Hay personajes míticos de cada ciudad que, por mucho que no salgan en los libros, nunca mueren. No lo hacen porque, aunque fallezcan discretamente, siguen vivos en la memoria y su leyenda se hace enorme conforme más generaciones conocen sus mañas. En Pontevedra, en la historia de sus calles viven para siempre María la del Carrillo y sus chucherías de A Ferrería, Adonis y su abrigo marrón o La Emperatriz y sus famosos vestidos. Y son solo tres ejemplos. Porque la lista es inabarcable. Pero lo llamativo es cuando uno de ellos no solo no muere, sino que parece que revive y su nombre se pone de moda. Ocurre ahora con el Matagusanos. ¿Quién es él y por qué se habla de él? Todo tiene que ver con estos tiempos tan raros de la pandemia.
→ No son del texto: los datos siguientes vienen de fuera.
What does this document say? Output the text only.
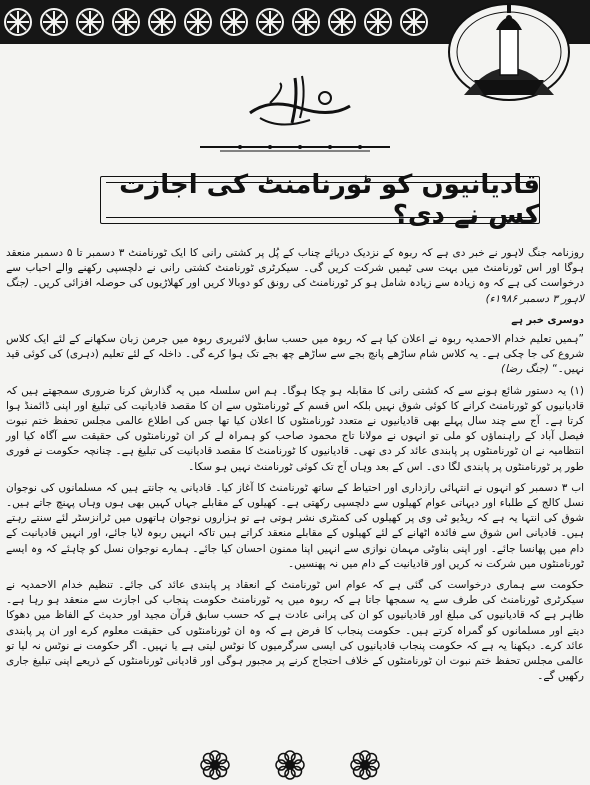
قادیانیوں کو ٹورنامنٹ کی اجازت کس نے دی؟

روزنامہ جنگ لاہور نے خبر دی ہے کہ ربوہ کے نزدیک دریائے چناب کے پُل پر کشتی رانی کا ایک ٹورنامنٹ ۳ دسمبر تا ۵ دسمبر منعقد ہوگا اور اس ٹورنامنٹ میں بہت سی ٹیمیں شرکت کریں گی۔ سیکرٹری ٹورنامنٹ کشتی رانی نے دلچسپی رکھنے والے احباب سے درخواست کی ہے کہ وہ زیادہ سے زیادہ شامل ہو کر ٹورنامنٹ کی رونق کو دوبالا کریں اور کھلاڑیوں کی حوصلہ افزائی کریں۔ (جنگ لاہور ۳ دسمبر ۱۹۸۶ء)

دوسری خبر ہے

”ہمیں تعلیم خدام الاحمدیہ ربوہ نے اعلان کیا ہے کہ ربوہ میں حسب سابق لائبریری ربوہ میں جرمن زبان سکھانے کے لئے ایک کلاس شروع کی جا چکی ہے۔ یہ کلاس شام ساڑھے پانچ بجے سے ساڑھے چھ بجے تک ہوا کرے گی۔ داخلہ کے لئے تعلیم (دہری) کی کوئی قید نہیں۔“ (جنگ رضا)

(۱) یہ دستور شائع ہونے سے کہ کشتی رانی کا مقابلہ ہو چکا ہوگا۔ ہم اس سلسلہ میں یہ گذارش کرنا ضروری سمجھتے ہیں کہ قادیانیوں کو ٹورنامنٹ کرانے کا کوئی شوق نہیں بلکہ اس قسم کے ٹورنامنٹوں سے ان کا مقصد قادیانیت کی تبلیغ اور اپنی ڈائمنڈ ہوا کرتا ہے۔ آج سے چند سال پہلے بھی قادیانیوں نے متعدد ٹورنامنٹوں کا اعلان کیا تھا جس کی اطلاع عالمی مجلس تحفظ ختم نبوت فیصل آباد کے راہنماؤں کو ملی تو انہوں نے مولانا تاج محمود صاحب کو ہمراہ لے کر ان ٹورنامنٹوں کی حقیقت سے آگاہ کیا اور انتظامیہ نے ان ٹورنامنٹوں پر پابندی عائد کر دی تھی۔ قادیانیوں کا ٹورنامنٹ کا مقصد قادیانیت کی تبلیغ ہے۔ چنانچہ حکومت نے فوری طور پر ٹورنامنٹوں پر پابندی لگا دی۔ اس کے بعد وہاں آج تک کوئی ٹورنامنٹ نہیں ہو سکا۔

اب ۳ دسمبر کو انہوں نے انتہائی رازداری اور احتیاط کے ساتھ ٹورنامنٹ کا آغاز کیا۔ قادیانی یہ جانتے ہیں کہ مسلمانوں کی نوجوان نسل کالج کے طلباء اور دیہاتی عوام کھیلوں سے دلچسپی رکھتی ہے۔ کھیلوں کے مقابلے جہاں کہیں بھی ہوں وہاں پہنچ جاتے ہیں۔ شوق کی انتہا یہ ہے کہ ریڈیو ٹی وی پر کھیلوں کی کمنٹری نشر ہوتی ہے تو ہزاروں نوجوان ہاتھوں میں ٹرانزسٹر لئے سنتے رہتے ہیں۔ قادیانی اس شوق سے فائدہ اٹھانے کے لئے کھیلوں کے مقابلے منعقد کراتے ہیں تاکہ انہیں ربوہ لایا جائے، اور انہیں قادیانیت کے دام میں پھانسا جائے۔ اور اپنی بناوٹی مہمان نوازی سے انہیں اپنا ممنون احسان کیا جائے۔ ہمارے نوجوان نسل کو چاہئے کہ وہ ایسے ٹورنامنٹوں میں شرکت نہ کریں اور قادیانیت کے دام میں نہ پھنسیں۔

حکومت سے ہماری درخواست کی گئی ہے کہ عوام اس ٹورنامنٹ کے انعقاد پر پابندی عائد کی جائے۔ تنظیم خدام الاحمدیہ نے سیکرٹری ٹورنامنٹ کی طرف سے یہ سمجھا جاتا ہے کہ ربوہ میں یہ ٹورنامنٹ حکومت پنجاب کی اجازت سے منعقد ہو رہا ہے۔ ظاہر ہے کہ قادیانیوں کی مبلغ اور قادیانیوں کو ان کی پرانی عادت ہے کہ حسب سابق قرآن مجید اور حدیث کے الفاظ میں دھوکا دیتے اور مسلمانوں کو گمراہ کرتے ہیں۔ حکومت پنجاب کا فرض ہے کہ وہ ان ٹورنامنٹوں کی حقیقت معلوم کرے اور ان پر پابندی عائد کرے۔ دیکھنا یہ ہے کہ حکومت پنجاب قادیانیوں کی ایسی سرگرمیوں کا نوٹس لیتی ہے یا نہیں۔ اگر حکومت نے نوٹس نہ لیا تو عالمی مجلس تحفظ ختم نبوت ان ٹورنامنٹوں کے خلاف احتجاج کرنے پر مجبور ہوگی اور قادیانی ٹورنامنٹوں کے ذریعے اپنی تبلیغ جاری رکھیں گے۔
En el Facebook, que es donde ahora se mantienen las tertulias, no falta últimamente quien se acuerde del emblemático Matagusanos, un hombre que hacía de guarda en el parque de Las Palmeras y al que se le atribuyen anécdotas tan increíbles que cuesta creerlas. Hay quien dice que si siguiese existiendo esa figura otro gallo cantaría y se podrían reabrir los parques infantiles, ahora que no se les puede quitar ojo a los columpios por miedo al coronavirus. Porque el Matagusanos, cuentan unos y otros, lo vigilaba todo dentro de su parque. Y, posiblemente, ni un virus se le escaparía.

 

Hay quien recuerda al Matagusanos con porra, uniforme y gorra, quien dice que era un sombrero... y quien cree que el Matagusanos, en realidad, solo fue uno de los varios vigilantes que hubo en Las Palmeras. Nada mejor que preguntarle a José Valero, un hombre empeñado en rescatar siempre fotografías y documentos de los personajes míticos de Pontevedra, para poner blanco sobre negro: «Este hombre era un vigilante que estaba por Las Palmeras entre los años sesenta y setenta y el mote se lo debieron de poner los chavales. Yo me acuerdo de jugar allí, en los bambanes -los viejos columpios de hierro del parque-, y verlo a él vigilando. A veces te quitaba el balón si andabas muy a lo loco, era frecuente que te riñese», explica. Luego, suspira, se ríe y dice: «Algunos niños le tenían miedo, pero yo lo que recuerdo es que éramos terribles con él, que más de una vez acabó el pobre hombre dentro del pilón por culpa de las gamberradas que le hacíamos. Entonces, la historia era así de dura, las canalladas eran la leche».

«Corría detrás nuestra»

Algo más dulce recuerda aquella época Meli Fandiño, periodista jubilada que en el año 2017 llevó a la emoción a muchos pontevedreses cuando hizo, precisamente, una exposición fotográfica de Las Palmeras. Ella también recuerda esa figura del guarda de parques y jardines pululando por allí, aunque no sabe si sería el mítico Matagusanos o algún otro compañero. Echa una ojeada y, aunque dice que siempre tuvo mala memoria, se ve a ella misma saliendo del instituto Valle-Inclán, con once años, directa a los bambanes de Las palmeras y con el guarda ojo avizor: «No se perdía detalle de lo que hacíamos. Si te montabas en los columpios e ibas muy fuerte te llamaba la atención y, sobre todo, estaba muy pendiente de que los chavales no le hiciésemos daño a los animales que estaban en el parque, desde la mona Chita a los patos», cuenta. Luego, apostilla: «La verdad es que el hombre pasó las suyas, corría detrás nuestra porque hacíamos de todo, hasta darle chicle a la mona».